The global figures come as something of a surprise, given increased health awareness, concerns about binge drinking, and the rise of non-alcoholic beers. But craft beer often has a high ABV, making high strength beer ‘acceptable, trendy and sophisticated,’ according to the market research company.
However, a backlash against high strength beer is ‘almost inevitable,’ predicts Mintel.
IPAs and Imperial Stouts
At the beginning of the millennium, high strength beer accounted for one in 15 launches a year. In 2011-2012, these beverages made up one in seven launches.
In 2013, 25% of beer launches were high strength and in 2014 this figure was 23%.
Mintel says the statistics can be explained by craft beer: at the beginning of the millennium craft beer was a relatively small market, and in 2011 and 2012 it was still confined mainly to the US. Now, craft beer has expanded across the globe.
Craft beers often have a high ABV to create a more intense bite and more complex flavour. Mintel defines high strength as an ABV over 6.5%.
“Higher ABV beer tends to taste more intense, richer and complex – all premium taste cues that drinkers are increasingly seeking,” said Jonny Forsyth, global drinks analyst, Mintel.
“A rich irony in the emergency of high ABV beer is that America was – for decades – known as a place of low strength beer, typically criticised as ‘watery’ by European beer fans. Yet now the country has huge influence over craft beer innovation in Europe and elsewhere, particularly through its re-invention of IPAs.
“The IPA is comfortably the most popular craft beer style in the US and is characterised by very high ABV levels (usually 6-10%) as well as extreme hoppiness. Another style of beer growing in stature in the US is imperial stouts, often hovering at around 10% ABV.”
In January, Carlsberg UK said it was reviewing 500ml cans of 9% ABV Special Brew, having set a maximum number of alcohol units for any single serve can.
But conversely, UK microbrewer Brewdog has produced limited edition series of what they call ‘crazy high ABV beers,’ such as The End of History (55% ABV) and Sink the Bismarck! (41%).
“You could argue that stronger craft beer has merely made beer more like wine – a lower volume drink to be sipped and savoured rather than gulped.
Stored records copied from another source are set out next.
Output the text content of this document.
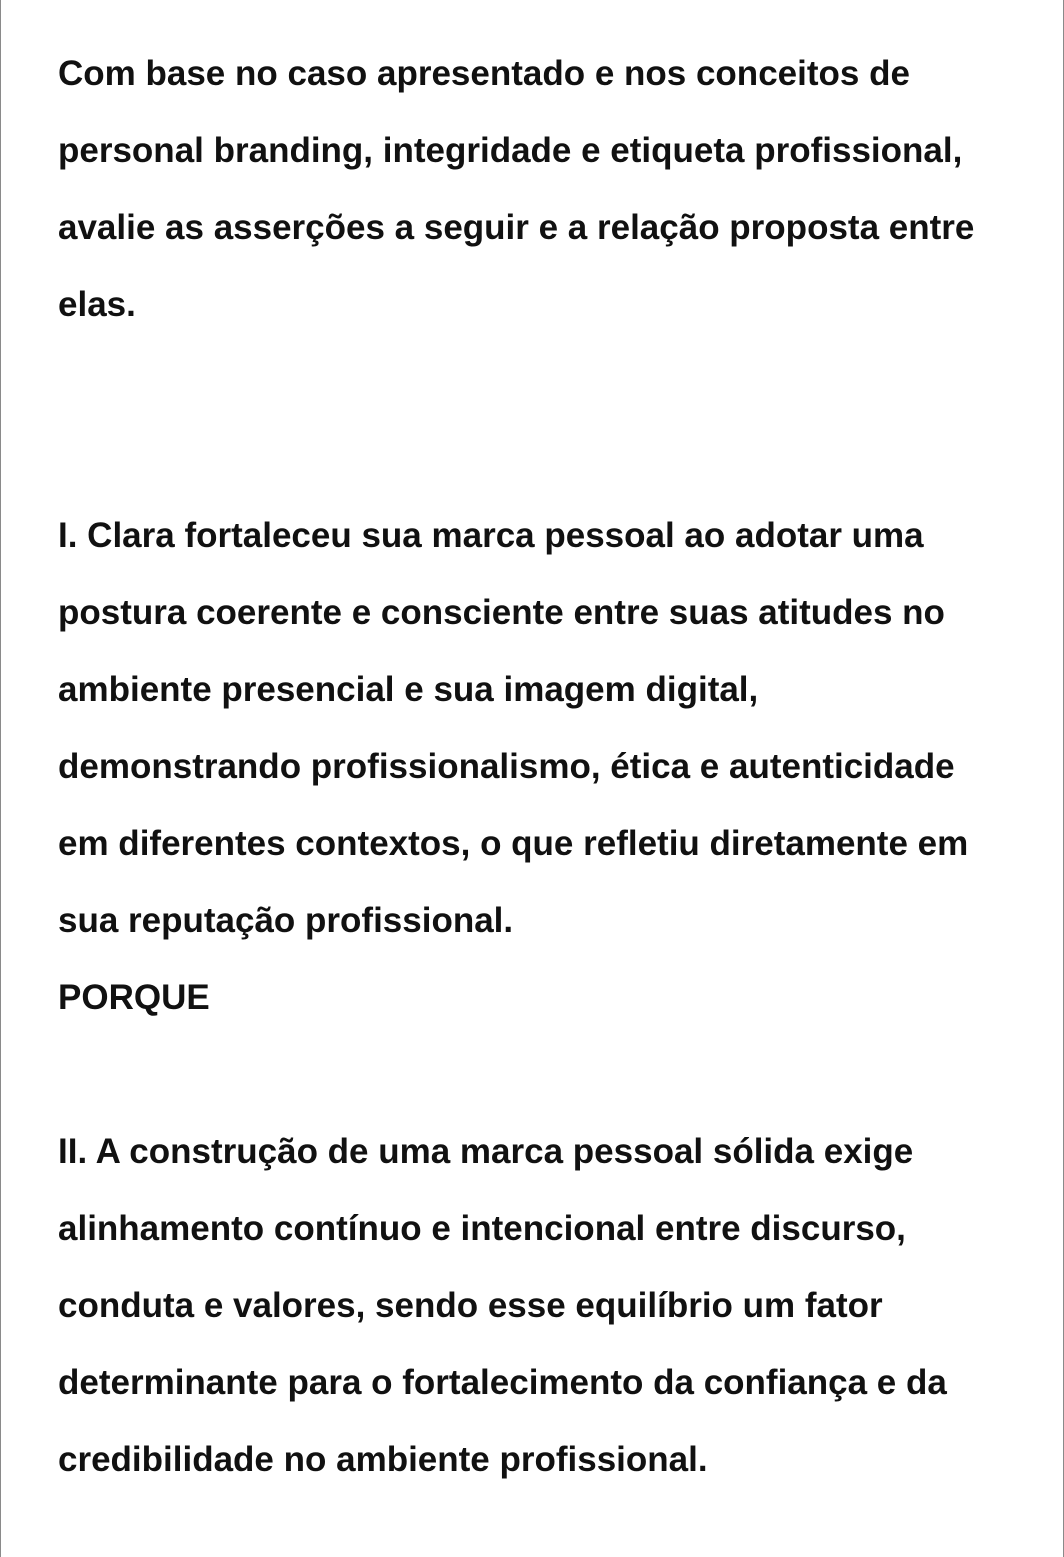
Com base no caso apresentado e nos conceitos de

personal branding, integridade e etiqueta profissional,

avalie as asserções a seguir e a relação proposta entre

elas.

I. Clara fortaleceu sua marca pessoal ao adotar uma

postura coerente e consciente entre suas atitudes no

ambiente presencial e sua imagem digital,

demonstrando profissionalismo, ética e autenticidade

em diferentes contextos, o que refletiu diretamente em

sua reputação profissional.

PORQUE

II. A construção de uma marca pessoal sólida exige

alinhamento contínuo e intencional entre discurso,

conduta e valores, sendo esse equilíbrio um fator

determinante para o fortalecimento da confiança e da

credibilidade no ambiente profissional.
However, while craft beer drinkers are likely to drink less beer volume, the beverage remains primarily about refreshment and volume, particularly in the summer months,” added Forsyth.
The almost inevitable backlash
In Europe and America, stronger beers appeal mostly to 18-25 year old cohort.
A 500ml glass of 8% craft beer equates to four units, the daily alcohol limit for men (as per guidelines from the UK’s National Health Service).
“A potential backlash against this [high strength] trend is almost inevitable because there is far too much high ABV innovation happening,” said Forsyth. “Beer remains fundamentally a volume and refreshment beverage and high ABV beers quickly take modern health-conscious consumers over the recommended limit.
“The result is that, in many Western countries and especially the ones with an established beer culture, the preference for high strength beers is weakening fast among the 18-24 year old age group.”
European data for 2015 shows a declining preference for high ABV beers among this cohort, which have a strong awareness of health.
The greatest decline in preference for high ABV beers has been seen in Germany, balanced out by a rapid rise in non-alcoholic beer sales. France and Spain have also seen a considerable drop in high ABV beers.
The exception is Italy, where high-strength beers continue to be popular. Italy is seeing a surge of local, higher ABV craft style beer innovation, and the ABV levels of such beer still pales in comparison to Italian wines, says Mintel.